I want to run an exploratory factor analysis (EFA) on a questionnaire consisting of 9 yes/no answered questions. Is it OK to run an EFA on a scale with binary coded questions?
You can, but it's not recommended. The reason is, one presumes in EFA that the variables are continuous (amongst other characteristics). One tactic that many will try in a situation such as yours is to factor not the Pearson correlations among the 9 variates, but to factor their tetrachoric correlations.
A tetrachoric correlation is intended to be an estimate of the relationship between two variables that genuinely have continuous underlying, bivariate normal distributions but are each quantified as dichotomous values (e.g., 0,1).
In the R statistical package, the psych module includes a tetrachoric command. LISREL will pre-process variables using tetrachoric correlations, if desired.
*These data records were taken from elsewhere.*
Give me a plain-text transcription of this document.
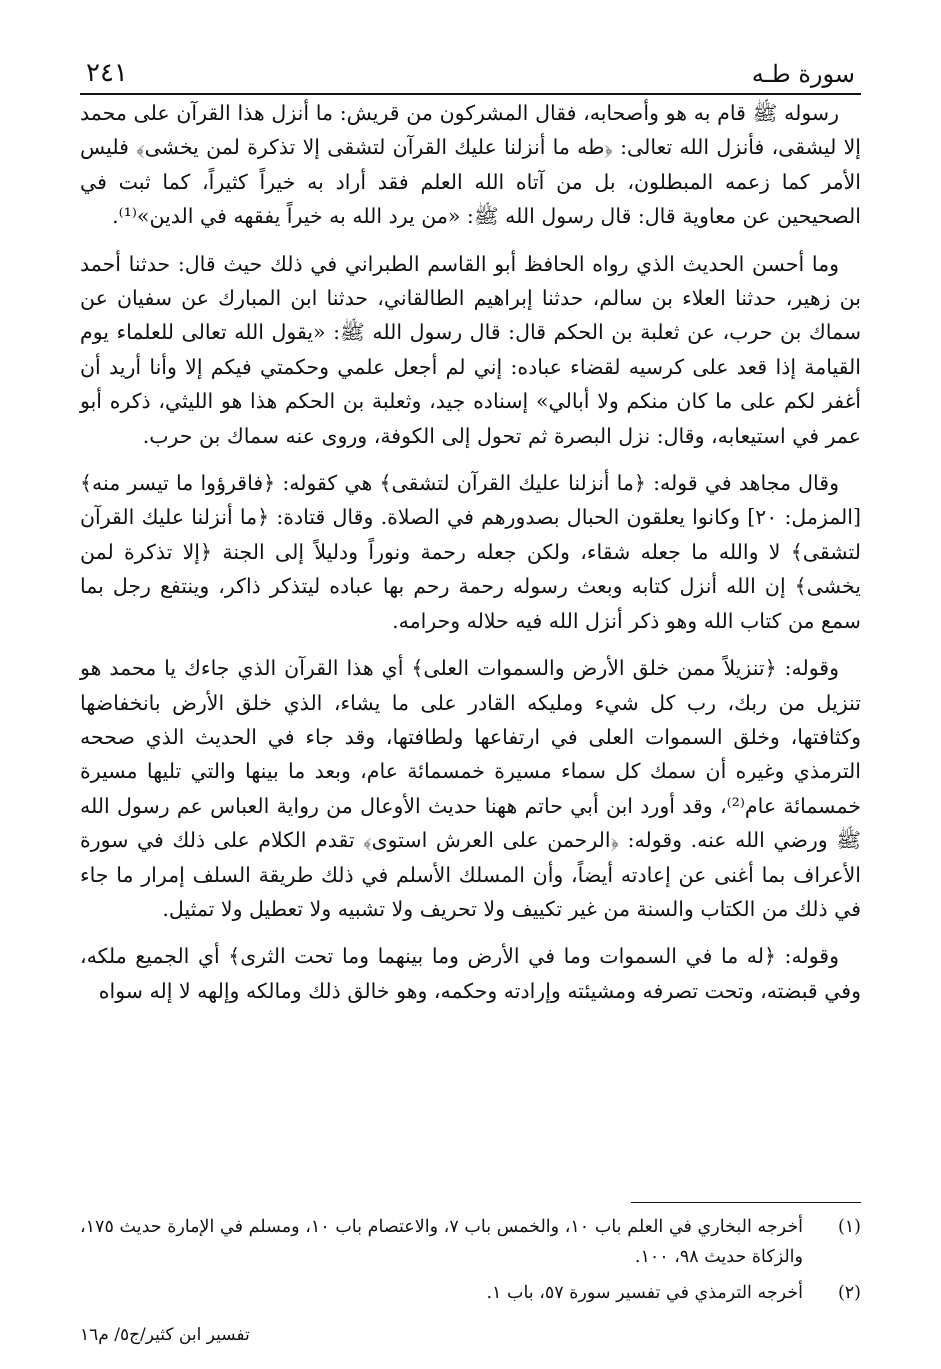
سورة طـه
٢٤١

رسوله ﷺ قام به هو وأصحابه، فقال المشركون من قريش: ما أنزل هذا القرآن على محمد إلا ليشقى، فأنزل الله تعالى: ﴿طه ما أنزلنا عليك القرآن لتشقى إلا تذكرة لمن يخشى﴾ فليس الأمر كما زعمه المبطلون، بل من آتاه الله العلم فقد أراد به خيراً كثيراً، كما ثبت في الصحيحين عن معاوية قال: قال رسول الله ﷺ: «من يرد الله به خيراً يفقهه في الدين»⁽¹⁾.

وما أحسن الحديث الذي رواه الحافظ أبو القاسم الطبراني في ذلك حيث قال: حدثنا أحمد بن زهير، حدثنا العلاء بن سالم، حدثنا إبراهيم الطالقاني، حدثنا ابن المبارك عن سفيان عن سماك بن حرب، عن ثعلبة بن الحكم قال: قال رسول الله ﷺ: «يقول الله تعالى للعلماء يوم القيامة إذا قعد على كرسيه لقضاء عباده: إني لم أجعل علمي وحكمتي فيكم إلا وأنا أريد أن أغفر لكم على ما كان منكم ولا أبالي» إسناده جيد، وثعلبة بن الحكم هذا هو الليثي، ذكره أبو عمر في استيعابه، وقال: نزل البصرة ثم تحول إلى الكوفة، وروى عنه سماك بن حرب.

وقال مجاهد في قوله: ﴿ما أنزلنا عليك القرآن لتشقى﴾ هي كقوله: ﴿فاقرؤوا ما تيسر منه﴾[المزمل: ٢٠] وكانوا يعلقون الحبال بصدورهم في الصلاة. وقال قتادة: ﴿ما أنزلنا عليك القرآن لتشقى﴾ لا والله ما جعله شقاء، ولكن جعله رحمة ونوراً ودليلاً إلى الجنة ﴿إلا تذكرة لمن يخشى﴾ إن الله أنزل كتابه وبعث رسوله رحمة رحم بها عباده ليتذكر ذاكر، وينتفع رجل بما سمع من كتاب الله وهو ذكر أنزل الله فيه حلاله وحرامه.

وقوله: ﴿تنزيلاً ممن خلق الأرض والسموات العلى﴾ أي هذا القرآن الذي جاءك يا محمد هو تنزيل من ربك، رب كل شيء ومليكه القادر على ما يشاء، الذي خلق الأرض بانخفاضها وكثافتها، وخلق السموات العلى في ارتفاعها ولطافتها، وقد جاء في الحديث الذي صححه الترمذي وغيره أن سمك كل سماء مسيرة خمسمائة عام، وبعد ما بينها والتي تليها مسيرة خمسمائة عام⁽²⁾، وقد أورد ابن أبي حاتم ههنا حديث الأوعال من رواية العباس عم رسول الله ﷺ ورضي الله عنه. وقوله: ﴿الرحمن على العرش استوى﴾ تقدم الكلام على ذلك في سورة الأعراف بما أغنى عن إعادته أيضاً، وأن المسلك الأسلم في ذلك طريقة السلف إمرار ما جاء في ذلك من الكتاب والسنة من غير تكييف ولا تحريف ولا تشبيه ولا تعطيل ولا تمثيل.

وقوله: ﴿له ما في السموات وما في الأرض وما بينهما وما تحت الثرى﴾ أي الجميع ملكه، وفي قبضته، وتحت تصرفه ومشيئته وإرادته وحكمه، وهو خالق ذلك ومالكه وإلهه لا إله سواه

(١)
أخرجه البخاري في العلم باب ١٠، والخمس باب ٧، والاعتصام باب ١٠، ومسلم في الإمارة حديث ١٧٥، والزكاة حديث ٩٨، ١٠٠.
(٢)
أخرجه الترمذي في تفسير سورة ٥٧، باب ١.
تفسير ابن كثير/ج٥/ م١٦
Other packages may do likewise. SPSS does not, however.
Barendse, M. T., Oort, F. J., & Timmerman, M. E. (2015). Using exploratory factor analysis to determine the dimensionality of discrete responses. Structural Equation Modeling: A Multidisciplinary Journal, 22(1), 87-101.
If the object you're looking at is at least partially dimensional you should look directly at all possible patterns of 3,4,5,... dimensions ... by using Configural Frequency Analysis. This will yield combinations where predictions by the basic model are not met. You find links to sources, programs and rationale at http://www.biposuisse.ch/biomath
Item response theory (IRT) is designed for this. It is used. for example, in educational testing with tests that are binary. It is also called latent trait modeling. Bartholomew et al.'s book (http://www.wiley.com/WileyCDA/WileyTitle/productCd-0470971924.html) describes the relationship between EFA and IRT.
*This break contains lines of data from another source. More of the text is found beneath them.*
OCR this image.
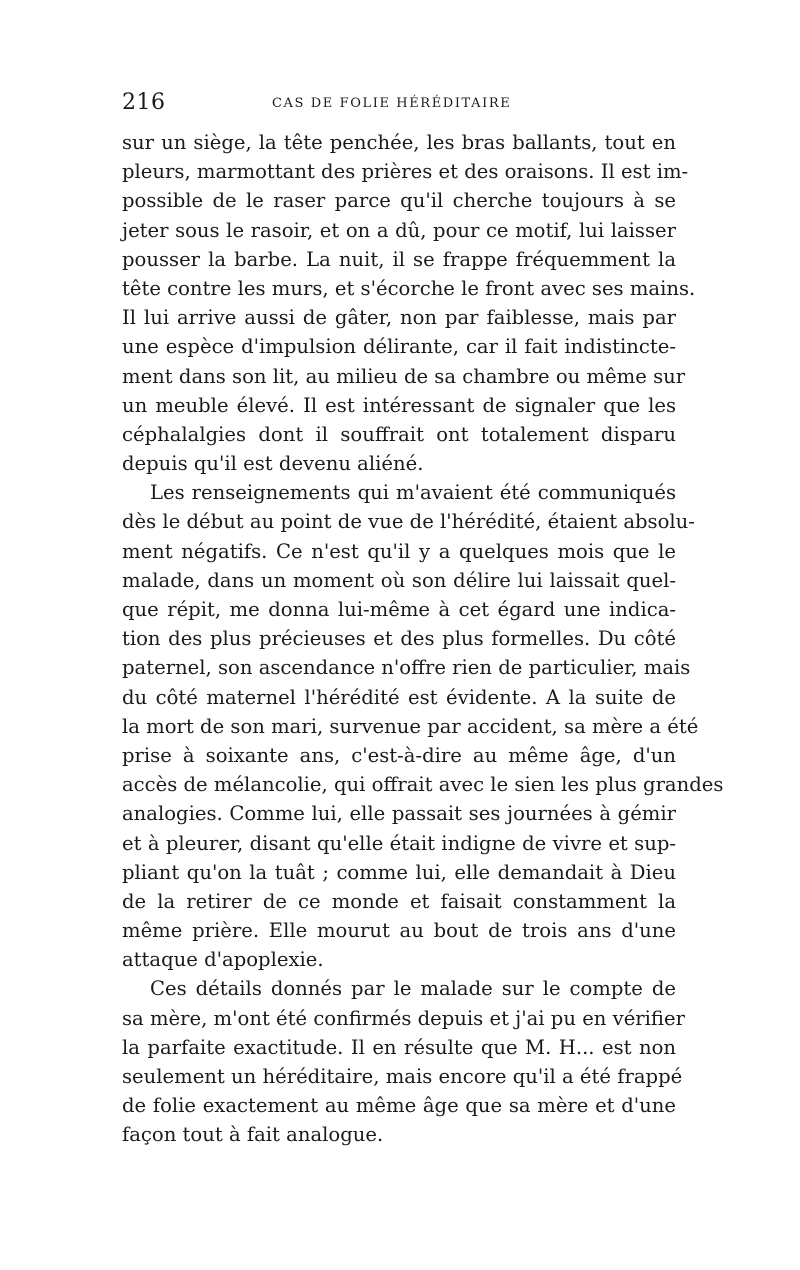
216	CAS DE FOLIE HÉRÉDITAIRE
sur un siège, la tête penchée, les bras ballants, tout en
pleurs, marmottant des prières et des oraisons. Il est im-
possible de le raser parce qu'il cherche toujours à se
jeter sous le rasoir, et on a dû, pour ce motif, lui laisser
pousser la barbe. La nuit, il se frappe fréquemment la
tête contre les murs, et s'écorche le front avec ses mains.
Il lui arrive aussi de gâter, non par faiblesse, mais par
une espèce d'impulsion délirante, car il fait indistincte-
ment dans son lit, au milieu de sa chambre ou même sur
un meuble élevé. Il est intéressant de signaler que les
céphalalgies dont il souffrait ont totalement disparu
depuis qu'il est devenu aliéné.
Les renseignements qui m'avaient été communiqués
dès le début au point de vue de l'hérédité, étaient absolu-
ment négatifs. Ce n'est qu'il y a quelques mois que le
malade, dans un moment où son délire lui laissait quel-
que répit, me donna lui-même à cet égard une indica-
tion des plus précieuses et des plus formelles. Du côté
paternel, son ascendance n'offre rien de particulier, mais
du côté maternel l'hérédité est évidente. A la suite de
la mort de son mari, survenue par accident, sa mère a été
prise à soixante ans, c'est-à-dire au même âge, d'un
accès de mélancolie, qui offrait avec le sien les plus grandes
analogies. Comme lui, elle passait ses journées à gémir
et à pleurer, disant qu'elle était indigne de vivre et sup-
pliant qu'on la tuât ; comme lui, elle demandait à Dieu
de la retirer de ce monde et faisait constamment la
même prière. Elle mourut au bout de trois ans d'une
attaque d'apoplexie.
Ces détails donnés par le malade sur le compte de
sa mère, m'ont été confirmés depuis et j'ai pu en vérifier
la parfaite exactitude. Il en résulte que M. H... est non
seulement un héréditaire, mais encore qu'il a été frappé
de folie exactement au même âge que sa mère et d'une
façon tout à fait analogue.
Gottfried, most IRT uses assume that the latent parameters, in education terms the person's ability and item characteristics, are continuous and normal. The typical IRT use assumes the manifest variables are binary (though there are procedures for, for example, ordinal data). The shape of latent variable distributions is a tough one to figure out with most psychology data sets. Paul Meehl and his colleagues did lots of great work (and colleagues continueing to do great work) on what they call taxometric analyses to decide is a latent variable is dimensional or classifies people into groups.
There's also a method called "multiple correspondence analysis" where you can explore how biniary responses are associated using chi-squared distances. I don't know how it works for questionnaire methodology and how it fits into classical test theory or item response theory though.